I went to an exhibit showing various ways that cacao beans are treated in order to be used in creating chocolate. Mole, a rich sauce of chocolate and spices, is the most famous way Oaxacans use chocolate, but there are many more, including beverages like tejate, a cold drink that originated in pre-Hispanic times and champurrado, a thick hot drink made with finely ground corn, chocolate and sometimes spices.
Corn, like chocolate, has an ancient history here, and people feel passionate about safeguarding the authentic native corn from GMO contamination. That passion led Francisco Toledo to organize a wonderful exhibit at the museum in San Augustin, a small village near Oaxaca. These are two of the pieces from that show, which was a rich display ranging from protest art to paintings and textiles that focused on the holy quality of corn.

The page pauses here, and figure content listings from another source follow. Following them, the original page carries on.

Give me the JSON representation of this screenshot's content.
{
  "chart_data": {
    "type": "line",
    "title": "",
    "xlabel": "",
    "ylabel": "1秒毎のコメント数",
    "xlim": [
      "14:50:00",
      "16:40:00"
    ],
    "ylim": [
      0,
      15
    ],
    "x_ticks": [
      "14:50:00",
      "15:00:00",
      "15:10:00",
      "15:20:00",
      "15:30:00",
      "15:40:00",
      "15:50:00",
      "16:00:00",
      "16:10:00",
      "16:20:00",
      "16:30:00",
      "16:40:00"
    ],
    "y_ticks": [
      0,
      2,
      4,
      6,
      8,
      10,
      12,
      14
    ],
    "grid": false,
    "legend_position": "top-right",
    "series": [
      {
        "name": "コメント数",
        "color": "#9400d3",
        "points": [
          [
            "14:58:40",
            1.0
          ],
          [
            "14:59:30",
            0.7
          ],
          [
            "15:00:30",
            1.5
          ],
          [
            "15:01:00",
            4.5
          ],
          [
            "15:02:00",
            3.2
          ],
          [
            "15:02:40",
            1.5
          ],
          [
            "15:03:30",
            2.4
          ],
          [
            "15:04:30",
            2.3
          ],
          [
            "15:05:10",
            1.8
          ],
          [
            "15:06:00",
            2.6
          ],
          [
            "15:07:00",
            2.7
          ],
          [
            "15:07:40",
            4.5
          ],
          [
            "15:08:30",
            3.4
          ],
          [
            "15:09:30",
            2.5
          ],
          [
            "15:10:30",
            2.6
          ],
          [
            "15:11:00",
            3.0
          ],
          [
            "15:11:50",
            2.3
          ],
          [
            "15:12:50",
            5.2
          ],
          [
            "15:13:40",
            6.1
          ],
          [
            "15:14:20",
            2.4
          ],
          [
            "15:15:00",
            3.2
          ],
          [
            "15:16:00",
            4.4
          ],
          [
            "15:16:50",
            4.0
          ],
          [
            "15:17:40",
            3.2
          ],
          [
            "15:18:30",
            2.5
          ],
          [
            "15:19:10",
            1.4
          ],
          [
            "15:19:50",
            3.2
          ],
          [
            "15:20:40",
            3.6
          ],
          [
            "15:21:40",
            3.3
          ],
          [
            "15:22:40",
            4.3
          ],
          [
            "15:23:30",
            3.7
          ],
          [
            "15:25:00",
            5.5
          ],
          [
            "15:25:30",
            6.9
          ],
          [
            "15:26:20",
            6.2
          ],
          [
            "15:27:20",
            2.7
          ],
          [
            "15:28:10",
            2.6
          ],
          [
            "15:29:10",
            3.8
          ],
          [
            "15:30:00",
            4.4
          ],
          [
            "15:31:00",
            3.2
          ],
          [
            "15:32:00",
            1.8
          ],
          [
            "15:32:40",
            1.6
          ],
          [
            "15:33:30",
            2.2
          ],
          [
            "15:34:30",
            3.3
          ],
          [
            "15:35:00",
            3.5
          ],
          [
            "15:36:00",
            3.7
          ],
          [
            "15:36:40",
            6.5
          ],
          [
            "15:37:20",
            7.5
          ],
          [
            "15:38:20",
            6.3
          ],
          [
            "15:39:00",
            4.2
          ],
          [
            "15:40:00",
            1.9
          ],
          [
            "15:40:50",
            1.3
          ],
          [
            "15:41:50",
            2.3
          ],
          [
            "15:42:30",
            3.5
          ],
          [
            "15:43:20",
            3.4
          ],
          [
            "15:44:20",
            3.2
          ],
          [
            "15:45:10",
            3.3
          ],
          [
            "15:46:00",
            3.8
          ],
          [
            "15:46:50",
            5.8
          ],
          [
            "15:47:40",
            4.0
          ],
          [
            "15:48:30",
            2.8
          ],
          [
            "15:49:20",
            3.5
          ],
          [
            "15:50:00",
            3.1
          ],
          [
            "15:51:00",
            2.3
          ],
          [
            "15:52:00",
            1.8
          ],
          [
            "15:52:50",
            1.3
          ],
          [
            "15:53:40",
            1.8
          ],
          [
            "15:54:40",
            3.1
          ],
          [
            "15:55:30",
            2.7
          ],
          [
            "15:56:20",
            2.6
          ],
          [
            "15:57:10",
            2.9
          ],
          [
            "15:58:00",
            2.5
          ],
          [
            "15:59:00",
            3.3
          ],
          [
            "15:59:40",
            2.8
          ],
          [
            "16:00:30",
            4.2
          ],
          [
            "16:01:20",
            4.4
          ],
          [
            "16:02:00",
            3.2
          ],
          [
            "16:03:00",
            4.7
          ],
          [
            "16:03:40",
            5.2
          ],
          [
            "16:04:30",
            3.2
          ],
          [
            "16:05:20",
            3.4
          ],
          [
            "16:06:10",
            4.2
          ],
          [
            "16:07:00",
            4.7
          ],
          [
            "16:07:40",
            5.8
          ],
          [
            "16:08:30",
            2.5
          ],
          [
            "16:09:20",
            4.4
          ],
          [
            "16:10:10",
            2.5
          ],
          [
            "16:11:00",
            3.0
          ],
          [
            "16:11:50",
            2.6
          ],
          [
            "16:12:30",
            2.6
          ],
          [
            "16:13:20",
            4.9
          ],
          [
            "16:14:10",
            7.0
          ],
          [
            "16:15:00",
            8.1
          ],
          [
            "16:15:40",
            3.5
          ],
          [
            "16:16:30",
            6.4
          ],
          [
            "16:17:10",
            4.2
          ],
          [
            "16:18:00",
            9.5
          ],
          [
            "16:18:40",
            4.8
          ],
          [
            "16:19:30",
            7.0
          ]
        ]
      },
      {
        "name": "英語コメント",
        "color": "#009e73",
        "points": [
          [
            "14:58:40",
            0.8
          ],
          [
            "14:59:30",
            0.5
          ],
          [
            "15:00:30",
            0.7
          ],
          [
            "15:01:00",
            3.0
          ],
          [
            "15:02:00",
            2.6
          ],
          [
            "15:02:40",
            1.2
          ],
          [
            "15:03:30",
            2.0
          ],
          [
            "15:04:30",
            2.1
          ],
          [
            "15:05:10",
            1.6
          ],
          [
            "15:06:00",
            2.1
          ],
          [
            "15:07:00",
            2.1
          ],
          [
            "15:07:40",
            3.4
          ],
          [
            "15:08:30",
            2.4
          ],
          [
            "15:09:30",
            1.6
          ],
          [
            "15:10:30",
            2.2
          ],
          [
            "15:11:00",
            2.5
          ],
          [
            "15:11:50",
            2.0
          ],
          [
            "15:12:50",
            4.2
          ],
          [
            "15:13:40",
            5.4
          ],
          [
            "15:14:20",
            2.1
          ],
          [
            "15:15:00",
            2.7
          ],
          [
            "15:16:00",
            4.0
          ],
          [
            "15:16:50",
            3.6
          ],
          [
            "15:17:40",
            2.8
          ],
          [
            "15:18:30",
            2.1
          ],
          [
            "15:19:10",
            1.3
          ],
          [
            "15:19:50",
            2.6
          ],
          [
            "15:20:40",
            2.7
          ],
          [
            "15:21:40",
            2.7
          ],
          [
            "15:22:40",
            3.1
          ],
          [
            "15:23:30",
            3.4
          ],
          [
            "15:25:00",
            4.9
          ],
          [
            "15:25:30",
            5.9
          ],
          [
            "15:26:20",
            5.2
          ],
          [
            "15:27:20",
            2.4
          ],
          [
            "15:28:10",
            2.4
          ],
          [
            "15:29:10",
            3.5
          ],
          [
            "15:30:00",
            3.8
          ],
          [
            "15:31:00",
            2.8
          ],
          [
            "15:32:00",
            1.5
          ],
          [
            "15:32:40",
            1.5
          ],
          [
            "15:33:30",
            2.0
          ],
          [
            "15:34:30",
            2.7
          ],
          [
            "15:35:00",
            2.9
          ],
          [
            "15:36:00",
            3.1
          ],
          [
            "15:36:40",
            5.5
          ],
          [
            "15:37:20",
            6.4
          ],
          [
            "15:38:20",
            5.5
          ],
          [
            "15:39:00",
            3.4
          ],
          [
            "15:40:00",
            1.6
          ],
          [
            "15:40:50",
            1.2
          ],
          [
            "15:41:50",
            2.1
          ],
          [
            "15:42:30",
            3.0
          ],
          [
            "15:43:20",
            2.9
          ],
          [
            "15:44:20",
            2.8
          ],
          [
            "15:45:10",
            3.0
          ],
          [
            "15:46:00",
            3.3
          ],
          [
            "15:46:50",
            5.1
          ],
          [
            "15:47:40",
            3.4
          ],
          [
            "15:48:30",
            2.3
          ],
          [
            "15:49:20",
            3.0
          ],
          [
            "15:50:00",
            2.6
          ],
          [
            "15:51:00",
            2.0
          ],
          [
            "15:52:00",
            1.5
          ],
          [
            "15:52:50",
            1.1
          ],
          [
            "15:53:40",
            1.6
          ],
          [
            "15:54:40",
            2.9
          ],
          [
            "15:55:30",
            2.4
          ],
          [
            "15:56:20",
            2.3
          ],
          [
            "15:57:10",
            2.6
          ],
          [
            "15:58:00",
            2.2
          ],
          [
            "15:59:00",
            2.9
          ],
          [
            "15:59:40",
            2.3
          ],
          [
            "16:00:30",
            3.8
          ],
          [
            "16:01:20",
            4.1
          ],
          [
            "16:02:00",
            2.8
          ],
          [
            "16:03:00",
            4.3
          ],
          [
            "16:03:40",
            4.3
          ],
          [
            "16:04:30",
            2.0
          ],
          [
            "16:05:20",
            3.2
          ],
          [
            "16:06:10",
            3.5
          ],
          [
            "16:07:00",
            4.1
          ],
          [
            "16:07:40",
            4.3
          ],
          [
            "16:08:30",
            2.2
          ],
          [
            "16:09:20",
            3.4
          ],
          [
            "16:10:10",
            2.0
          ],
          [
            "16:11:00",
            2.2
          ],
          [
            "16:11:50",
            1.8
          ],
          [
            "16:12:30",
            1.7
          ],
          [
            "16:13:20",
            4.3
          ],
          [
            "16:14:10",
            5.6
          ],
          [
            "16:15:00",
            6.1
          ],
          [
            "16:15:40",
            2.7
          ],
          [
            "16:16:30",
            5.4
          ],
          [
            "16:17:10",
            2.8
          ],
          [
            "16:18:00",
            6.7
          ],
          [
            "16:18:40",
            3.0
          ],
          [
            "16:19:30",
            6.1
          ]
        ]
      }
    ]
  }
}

Dreams of Corn, one of the pieces at an exhibit at the museum in San Augustin Etla |
Honoring corn |
Life here is a continuous experience of exploration and discovery. This is the Juarez market, a cavernous, crowded place filled to overflowing with people and many things ranging from beautiful to absurd.
It's impossible not to think of the state of the planet while moving around here. It's not time travel, after all--it is travel right here in the modern world with all of its severe problems--garbage, pollution, chemicals, plastic, new illnesses, poverty. too many cars and trucks.
Nopales salad at La Olla |
There are days when I wish it was time travel. I think that has been my habit for decades, wishing that I could escape from the exigencies of the modern industrial world.
It's no use. There is even less place to run to than there was 40 years ago when I first started to have the wish to find an escape. This is the particular crazy place we were born into, and this is the world we must navigate. So I tell myself. And it is true.
I am much more fortunate than the old women with pleading eyes who come with bunches of flowers or packets of gum or lovely woven shawls, hoping to get me to buy something from them. I seldom buy anything but I do give them a few pesos.
A few pesos. Which will never solve their problems. I do pray for them. I think of their situations and I pray for them as I contemplate my own existential dilemmas and eat nopales salad at a restaurant that I like. I am a fortunate woman living a fortunate life. Of course I have existential dilemmas. Don't you?
A beautiful shrine at La Olla Restaurant |
One of my Dharma sisters wrote me an email in which she urged me to continue to "pump out the bodhicitta in Oaxaca." I was touched that she thinks of me as a venerable bodhicitta pumper outer.
I aspire to that. I wish I could end the suffering of beings. When I see Americans and Canadians, so edgy about personal space and so uncomfortable with intimacy, physical or otherwise and when I see Mexican people, so comfortable in groups and so interconnected and happy, I know I am just seeing a few things from my limited perspective. We all suffer difficulties. All of us want to be free.
And freedom is a big subject, big as the sky. It's an inside job. I may not be much of a philosopher, but I know that much for sure.